—Mamen, quiero que vayas al servicio y hagas desaparecer ese tanguita como por arte de magia y que luego aparezca en el bolsillo del pantalón.
Mamen se sintió acompañada de todas sus miradas deseosas en su camino hacia el servicio. Se movía rítmicamente pero sin exageración. Cada paso era seguido por aquellos alelados con más expectación que los lanzamientos de penalti en una final de la Champions.
Al cabo de un par de minutos, estaba de nuevo conmigo y yo con las tanguitas en el bolsillo de mi pantalón. Sin embargo estaba dispuesto a comprobar, o mejor, a que Mamen a estas alturas no llevaba nada debajo de su falda. Me acerqué a su oído:
—Dejaré caer tu cartera, así que al agacharte has de dejar ver a todos tu culito.

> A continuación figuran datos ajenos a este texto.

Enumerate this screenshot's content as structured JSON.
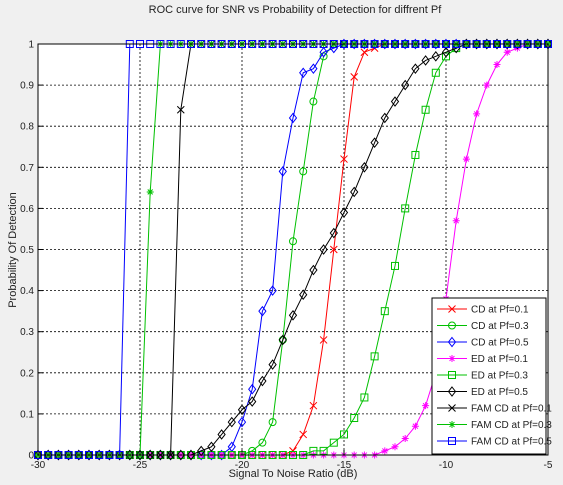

En un instante sucedió aquello de a un panal de rica miel diez mil moscas dejaron todo lo que hacían para admirar aquel producto made in Spain que Mamen les ofrecía. Aunque todos miraban, había uno que se la desayunaba, se la almorzaba, se la merendaba y hasta se la cenaba con sus ojos. Estaba como a cuatro metros de nosotros. Un tipo alto, trajeado, que rondaba los cuarenta, aparentemente nervioso y con pinta de ejecutivo algo indeciso.
Mamen se sentó de nuevo. Podía presumir de ser la que en el local registraba el “prime-time” de máxima audiencia. Unos agotaban su cerveza, otros aniquilaban sus cigarrillos, otros simplemente babeaban, otros imaginaban tener en su boca aquellas dos inmensas razones que Mamen se sentía orgullosa de mostrar.
—¿Serás capaz de sorprenderme esta noche? —dije a su oído tras apurar mi último trago de Jack Daniels.
Ella sonrió en señal de complicidad.
Seguimos riendo, acariciándonos, sintiendo el calor de nuestras miradas, mientras pedíamos una nueva copa. Nos morreamos y no pasaron diez segundos para ver como ella dirigió su vaso de tubo a su entrepierna y como sin querer lo frotó pausadamente. La seguí con la mirada e igual que yo otros tantos, entre ellos el hombre del traje gris. Pronto dejó de frotar, cogió el vaso y lo puso en mis labios.
—¡Embriágate de mí!
Y eso exactamente hice. Pasé la lengua a su alrededor trasladando las mejores expresiones de gusto al relamer y reconocer su íntimo sabor. ¡Qué bien sabía aquel Havana 7 años, mezclado con el aroma de su coñito! Seguramente cualquier barman se hubiera deslumbrado de encontrar la fórmula perfecta para un cóctel más perfecto aún.
En unos instantes noté como mi polla comenzaba a mantener una lucha constante con mi ajustado pantalón, como pedía encarecidamente ser liberada de tal esclavitud. Mientras mi cerebro paladeaba las placenteras sensaciones que me habían producido en las noches anteriores los fluidos emanados del coñito de Mamen.
—¿Te gusta?
—Sencillamente genial —y a fe que por cómo me había puesto no podía decir otra cosa.